Just noticed that no one has replied to your post and thought I’d offer my very limited suggestions. 

I’ve been brewing for 4 months so I’m still very green when it comes to the tech side of things but here is something I found. 







I’m thinking of this kit but using the Coopers Dark Ale instead. 
Replacing the 1KG LME for a 1KG DME 
No crystal malt grain.

Do a 10L kettle 30min boil 
At boil, roll off to about 80 degrees and add the DME and 250g golden Syrup while stirring it in. 
5 min mark add 15g (or more) Fuggle hops. 
Flame out at 1min
Cool as quick as possible (down to about 25-30 degrees) and into your fermenter. 
Store some water in the fridge overnight to use when cooling the wort. 

Dry hop a further 15g Fuggle at about day 4 and do a gravity test on day 7 should be good to bottle on day 8. 

Like I said.

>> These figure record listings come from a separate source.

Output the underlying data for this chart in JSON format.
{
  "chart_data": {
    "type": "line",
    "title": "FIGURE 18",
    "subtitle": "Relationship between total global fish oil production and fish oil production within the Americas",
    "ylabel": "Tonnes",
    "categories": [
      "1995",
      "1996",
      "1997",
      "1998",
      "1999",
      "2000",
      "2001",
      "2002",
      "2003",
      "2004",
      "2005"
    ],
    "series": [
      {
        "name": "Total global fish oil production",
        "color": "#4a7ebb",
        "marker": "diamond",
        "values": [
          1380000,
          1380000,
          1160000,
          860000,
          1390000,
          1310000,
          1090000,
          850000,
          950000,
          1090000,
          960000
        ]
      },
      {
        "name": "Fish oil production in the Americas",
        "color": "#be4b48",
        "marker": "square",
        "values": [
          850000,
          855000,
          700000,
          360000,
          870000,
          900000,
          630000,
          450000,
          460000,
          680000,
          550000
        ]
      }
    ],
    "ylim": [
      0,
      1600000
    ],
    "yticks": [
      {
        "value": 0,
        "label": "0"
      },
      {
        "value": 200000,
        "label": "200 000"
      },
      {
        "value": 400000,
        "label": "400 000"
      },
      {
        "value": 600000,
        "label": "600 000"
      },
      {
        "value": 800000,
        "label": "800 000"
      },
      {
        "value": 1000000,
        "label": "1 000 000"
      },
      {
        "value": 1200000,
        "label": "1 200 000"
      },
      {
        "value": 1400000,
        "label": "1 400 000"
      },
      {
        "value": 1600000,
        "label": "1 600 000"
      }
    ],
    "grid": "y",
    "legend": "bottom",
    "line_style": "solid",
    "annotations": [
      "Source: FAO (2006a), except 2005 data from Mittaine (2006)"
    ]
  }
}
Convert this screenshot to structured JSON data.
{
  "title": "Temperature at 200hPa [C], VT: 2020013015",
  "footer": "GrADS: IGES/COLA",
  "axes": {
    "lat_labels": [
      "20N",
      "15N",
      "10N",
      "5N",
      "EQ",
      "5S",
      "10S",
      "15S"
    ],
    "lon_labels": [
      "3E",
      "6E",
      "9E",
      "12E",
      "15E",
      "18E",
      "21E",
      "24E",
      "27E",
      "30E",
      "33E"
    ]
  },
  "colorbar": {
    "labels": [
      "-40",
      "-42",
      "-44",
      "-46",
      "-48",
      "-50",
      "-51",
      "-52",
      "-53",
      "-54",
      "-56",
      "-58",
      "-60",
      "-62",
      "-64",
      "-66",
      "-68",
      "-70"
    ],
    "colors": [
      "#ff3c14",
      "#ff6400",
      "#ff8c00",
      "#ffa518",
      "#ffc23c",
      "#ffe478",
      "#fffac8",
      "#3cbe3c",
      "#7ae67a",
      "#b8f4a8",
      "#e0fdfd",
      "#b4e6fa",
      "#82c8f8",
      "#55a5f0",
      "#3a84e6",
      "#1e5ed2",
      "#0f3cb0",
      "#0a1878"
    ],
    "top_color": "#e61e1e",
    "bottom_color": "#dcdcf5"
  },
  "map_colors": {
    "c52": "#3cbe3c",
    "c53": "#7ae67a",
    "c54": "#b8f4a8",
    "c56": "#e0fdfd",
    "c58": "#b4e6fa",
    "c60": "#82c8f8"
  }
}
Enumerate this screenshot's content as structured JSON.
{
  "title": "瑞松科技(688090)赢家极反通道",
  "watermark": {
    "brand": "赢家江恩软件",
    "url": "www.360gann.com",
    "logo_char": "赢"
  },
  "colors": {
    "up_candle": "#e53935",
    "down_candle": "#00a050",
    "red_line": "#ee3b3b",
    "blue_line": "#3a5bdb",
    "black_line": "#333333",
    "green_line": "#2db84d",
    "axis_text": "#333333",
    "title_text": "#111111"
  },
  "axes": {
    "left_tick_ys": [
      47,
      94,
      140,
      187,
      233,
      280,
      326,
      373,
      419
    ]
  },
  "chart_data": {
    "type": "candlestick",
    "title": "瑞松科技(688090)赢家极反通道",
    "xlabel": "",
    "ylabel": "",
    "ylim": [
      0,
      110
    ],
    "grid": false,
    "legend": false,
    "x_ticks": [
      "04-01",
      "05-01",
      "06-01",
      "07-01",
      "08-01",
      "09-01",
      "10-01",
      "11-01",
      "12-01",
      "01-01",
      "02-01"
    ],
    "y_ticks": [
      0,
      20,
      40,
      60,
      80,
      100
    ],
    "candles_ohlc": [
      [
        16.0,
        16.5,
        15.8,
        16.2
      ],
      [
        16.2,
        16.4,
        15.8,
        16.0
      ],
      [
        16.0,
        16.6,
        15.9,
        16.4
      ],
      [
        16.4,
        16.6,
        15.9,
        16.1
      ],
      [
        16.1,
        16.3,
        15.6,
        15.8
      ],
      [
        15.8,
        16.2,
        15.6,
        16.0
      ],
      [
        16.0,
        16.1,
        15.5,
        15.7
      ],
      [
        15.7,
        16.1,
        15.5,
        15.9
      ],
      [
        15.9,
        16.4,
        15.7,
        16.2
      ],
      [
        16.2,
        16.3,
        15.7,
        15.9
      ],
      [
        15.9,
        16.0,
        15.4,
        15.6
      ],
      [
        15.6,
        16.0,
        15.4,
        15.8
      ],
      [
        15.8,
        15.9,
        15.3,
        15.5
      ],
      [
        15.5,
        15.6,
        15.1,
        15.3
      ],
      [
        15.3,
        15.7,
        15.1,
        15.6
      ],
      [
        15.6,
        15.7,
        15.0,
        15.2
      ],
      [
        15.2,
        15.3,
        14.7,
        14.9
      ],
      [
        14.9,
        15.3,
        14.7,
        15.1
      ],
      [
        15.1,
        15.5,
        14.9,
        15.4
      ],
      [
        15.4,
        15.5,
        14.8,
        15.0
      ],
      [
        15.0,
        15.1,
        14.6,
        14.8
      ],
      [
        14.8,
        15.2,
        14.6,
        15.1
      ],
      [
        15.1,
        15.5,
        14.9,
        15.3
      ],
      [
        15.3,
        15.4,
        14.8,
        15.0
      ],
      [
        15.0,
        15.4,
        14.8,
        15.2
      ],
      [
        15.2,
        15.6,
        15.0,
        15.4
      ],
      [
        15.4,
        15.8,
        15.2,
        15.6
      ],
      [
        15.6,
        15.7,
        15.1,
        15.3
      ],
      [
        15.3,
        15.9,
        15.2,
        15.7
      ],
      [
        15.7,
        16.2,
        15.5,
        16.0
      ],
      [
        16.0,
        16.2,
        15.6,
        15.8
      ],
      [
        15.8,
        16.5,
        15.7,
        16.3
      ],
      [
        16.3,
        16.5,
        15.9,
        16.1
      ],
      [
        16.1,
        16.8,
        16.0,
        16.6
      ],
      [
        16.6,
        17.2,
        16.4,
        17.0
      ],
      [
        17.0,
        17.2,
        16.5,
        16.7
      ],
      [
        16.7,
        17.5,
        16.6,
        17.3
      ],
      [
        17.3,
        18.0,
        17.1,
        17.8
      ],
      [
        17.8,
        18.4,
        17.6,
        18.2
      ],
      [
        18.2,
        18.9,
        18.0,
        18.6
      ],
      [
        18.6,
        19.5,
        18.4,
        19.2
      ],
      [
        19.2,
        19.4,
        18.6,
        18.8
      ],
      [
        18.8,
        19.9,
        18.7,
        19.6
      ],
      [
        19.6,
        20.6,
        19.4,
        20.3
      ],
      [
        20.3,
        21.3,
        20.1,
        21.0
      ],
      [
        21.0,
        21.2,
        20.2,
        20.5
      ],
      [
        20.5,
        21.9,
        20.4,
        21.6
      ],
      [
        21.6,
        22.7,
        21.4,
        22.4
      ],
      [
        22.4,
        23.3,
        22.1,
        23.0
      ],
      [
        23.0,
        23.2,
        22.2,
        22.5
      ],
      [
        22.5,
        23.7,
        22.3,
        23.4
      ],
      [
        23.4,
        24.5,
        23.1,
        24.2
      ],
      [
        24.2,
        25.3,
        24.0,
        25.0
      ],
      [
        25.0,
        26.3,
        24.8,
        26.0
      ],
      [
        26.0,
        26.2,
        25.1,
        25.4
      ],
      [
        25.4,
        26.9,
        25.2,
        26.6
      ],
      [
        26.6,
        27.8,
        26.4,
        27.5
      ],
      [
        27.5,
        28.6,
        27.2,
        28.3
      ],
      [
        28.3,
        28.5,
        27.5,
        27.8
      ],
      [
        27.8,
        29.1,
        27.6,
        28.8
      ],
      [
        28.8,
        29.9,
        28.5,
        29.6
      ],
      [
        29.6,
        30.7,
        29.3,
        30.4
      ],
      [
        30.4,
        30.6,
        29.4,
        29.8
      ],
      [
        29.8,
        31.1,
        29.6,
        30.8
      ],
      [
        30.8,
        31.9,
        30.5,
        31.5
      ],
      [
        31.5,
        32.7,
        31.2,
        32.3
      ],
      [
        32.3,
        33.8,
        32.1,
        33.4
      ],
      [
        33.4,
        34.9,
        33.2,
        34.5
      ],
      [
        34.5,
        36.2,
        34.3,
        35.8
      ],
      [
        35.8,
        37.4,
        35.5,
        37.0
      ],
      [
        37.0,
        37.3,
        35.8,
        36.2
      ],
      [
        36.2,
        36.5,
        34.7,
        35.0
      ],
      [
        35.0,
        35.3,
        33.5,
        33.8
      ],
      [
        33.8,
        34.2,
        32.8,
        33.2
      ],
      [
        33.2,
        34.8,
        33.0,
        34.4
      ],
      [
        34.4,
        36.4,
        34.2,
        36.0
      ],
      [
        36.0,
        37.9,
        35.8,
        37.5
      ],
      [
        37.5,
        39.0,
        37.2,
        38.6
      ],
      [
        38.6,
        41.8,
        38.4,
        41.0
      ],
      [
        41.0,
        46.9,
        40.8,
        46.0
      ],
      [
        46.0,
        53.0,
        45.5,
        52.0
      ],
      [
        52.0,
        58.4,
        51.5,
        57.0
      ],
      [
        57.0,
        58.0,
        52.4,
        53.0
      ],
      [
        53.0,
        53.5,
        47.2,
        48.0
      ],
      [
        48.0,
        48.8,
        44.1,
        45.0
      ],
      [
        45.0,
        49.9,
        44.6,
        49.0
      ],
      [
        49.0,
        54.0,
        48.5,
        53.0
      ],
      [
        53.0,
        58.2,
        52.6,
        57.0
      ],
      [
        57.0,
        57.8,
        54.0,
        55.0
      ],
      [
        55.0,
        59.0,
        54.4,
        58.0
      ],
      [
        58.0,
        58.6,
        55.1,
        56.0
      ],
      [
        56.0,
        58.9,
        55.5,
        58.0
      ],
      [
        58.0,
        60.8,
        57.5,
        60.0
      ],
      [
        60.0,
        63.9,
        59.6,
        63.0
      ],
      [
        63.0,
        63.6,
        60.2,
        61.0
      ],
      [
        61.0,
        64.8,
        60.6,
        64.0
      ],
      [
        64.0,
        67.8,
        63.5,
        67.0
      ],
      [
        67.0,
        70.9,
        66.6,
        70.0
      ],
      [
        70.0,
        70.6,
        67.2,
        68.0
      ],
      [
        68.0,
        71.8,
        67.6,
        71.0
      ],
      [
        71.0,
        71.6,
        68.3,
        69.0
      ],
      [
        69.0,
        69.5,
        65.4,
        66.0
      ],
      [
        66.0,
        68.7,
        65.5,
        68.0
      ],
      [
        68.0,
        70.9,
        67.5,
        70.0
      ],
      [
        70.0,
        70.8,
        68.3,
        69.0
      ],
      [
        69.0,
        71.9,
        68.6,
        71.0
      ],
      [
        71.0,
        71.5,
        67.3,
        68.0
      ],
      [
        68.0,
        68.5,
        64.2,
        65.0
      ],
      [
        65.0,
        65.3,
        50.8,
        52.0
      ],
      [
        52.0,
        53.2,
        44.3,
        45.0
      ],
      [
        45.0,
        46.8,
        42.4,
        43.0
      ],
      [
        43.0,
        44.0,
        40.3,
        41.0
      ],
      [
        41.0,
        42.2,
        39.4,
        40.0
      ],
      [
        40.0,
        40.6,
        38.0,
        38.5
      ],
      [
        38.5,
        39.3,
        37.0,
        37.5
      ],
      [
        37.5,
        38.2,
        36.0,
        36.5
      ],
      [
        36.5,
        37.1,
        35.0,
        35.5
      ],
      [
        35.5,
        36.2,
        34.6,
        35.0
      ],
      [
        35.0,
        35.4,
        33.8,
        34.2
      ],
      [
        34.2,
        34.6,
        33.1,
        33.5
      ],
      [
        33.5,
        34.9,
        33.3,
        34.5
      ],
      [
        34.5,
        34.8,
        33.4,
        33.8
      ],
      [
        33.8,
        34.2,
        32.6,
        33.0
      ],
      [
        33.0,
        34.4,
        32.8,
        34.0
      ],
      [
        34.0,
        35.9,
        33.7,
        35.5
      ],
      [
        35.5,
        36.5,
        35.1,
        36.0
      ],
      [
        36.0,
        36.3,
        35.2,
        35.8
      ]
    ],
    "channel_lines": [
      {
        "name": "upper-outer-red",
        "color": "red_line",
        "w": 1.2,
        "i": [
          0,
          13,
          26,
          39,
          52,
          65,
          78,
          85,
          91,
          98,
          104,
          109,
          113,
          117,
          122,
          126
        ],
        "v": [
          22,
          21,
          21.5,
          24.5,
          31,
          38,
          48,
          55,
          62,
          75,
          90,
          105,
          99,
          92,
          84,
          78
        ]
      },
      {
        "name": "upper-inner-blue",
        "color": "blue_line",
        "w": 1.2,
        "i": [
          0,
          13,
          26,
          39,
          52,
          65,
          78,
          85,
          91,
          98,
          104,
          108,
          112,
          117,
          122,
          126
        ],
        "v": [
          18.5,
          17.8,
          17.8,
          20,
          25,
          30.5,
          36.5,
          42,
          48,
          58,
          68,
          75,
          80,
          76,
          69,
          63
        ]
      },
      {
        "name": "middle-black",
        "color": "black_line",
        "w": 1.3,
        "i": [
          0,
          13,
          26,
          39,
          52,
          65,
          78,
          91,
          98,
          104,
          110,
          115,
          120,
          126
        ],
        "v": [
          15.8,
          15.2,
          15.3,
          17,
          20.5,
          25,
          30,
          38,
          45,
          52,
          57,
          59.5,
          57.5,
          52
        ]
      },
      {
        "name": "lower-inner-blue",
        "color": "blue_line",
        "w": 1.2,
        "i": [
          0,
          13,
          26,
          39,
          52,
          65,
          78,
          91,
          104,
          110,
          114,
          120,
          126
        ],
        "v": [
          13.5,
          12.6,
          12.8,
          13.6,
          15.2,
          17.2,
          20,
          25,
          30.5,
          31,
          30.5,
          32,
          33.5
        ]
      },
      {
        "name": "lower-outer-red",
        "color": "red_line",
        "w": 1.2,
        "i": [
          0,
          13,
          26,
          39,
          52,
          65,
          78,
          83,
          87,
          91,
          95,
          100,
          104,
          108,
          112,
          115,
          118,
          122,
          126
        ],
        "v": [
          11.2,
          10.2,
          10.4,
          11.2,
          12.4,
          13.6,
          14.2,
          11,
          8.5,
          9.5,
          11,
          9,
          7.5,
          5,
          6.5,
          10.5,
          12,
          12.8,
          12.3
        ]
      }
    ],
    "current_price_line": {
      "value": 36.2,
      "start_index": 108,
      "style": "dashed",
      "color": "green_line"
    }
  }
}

I haven’t done this one or tasted it’s clone beer. 

Good luck.


----------



## doithuong

Good. Thanks for your sharing recipe


----------



## carrobrew

Only1MADMaN said:


> Hi there MICK.
> 
> Just noticed that no one has replied to your post and thought I’d offer my very limited suggestions.
> 
> I’ve been brewing for 4 months so I’m still very green when it comes to the tech side of things but here is something I found.
> 
> View attachment 115456
> 
> 
> I’m thinking of this kit but using the Coopers Dark Ale instead.
> Replacing the 1KG LME for a 1KG DME
> No crystal malt grain.
> 
> Do a 10L kettle 30min boil
> At boil, roll off to about 80 degrees and add the DME and 250g golden Syrup while stirring it in.
> 5 min mark add 15g (or more) Fuggle hops.
> Flame out at 1min
> Cool as quick as possible (down to about 25-30 degrees) and into your fermenter.
> Store some water in the fridge overnight to use when cooling the wort.
> 
> Dry hop a further 15g Fuggle at about day 4 and do a gravity test on day 7 should be good to bottle on day 8.
> 
> Like I said. I haven’t done this one or tasted it’s clone beer.
> 
> Good luck.


Newcastle brew shop recipe?


----------



## steamboat willy

Fuggles is good,

Willamette is also a good one to use in black beers, I have used it in kit beers to try to get something close to a tooheys old type of flavour


----------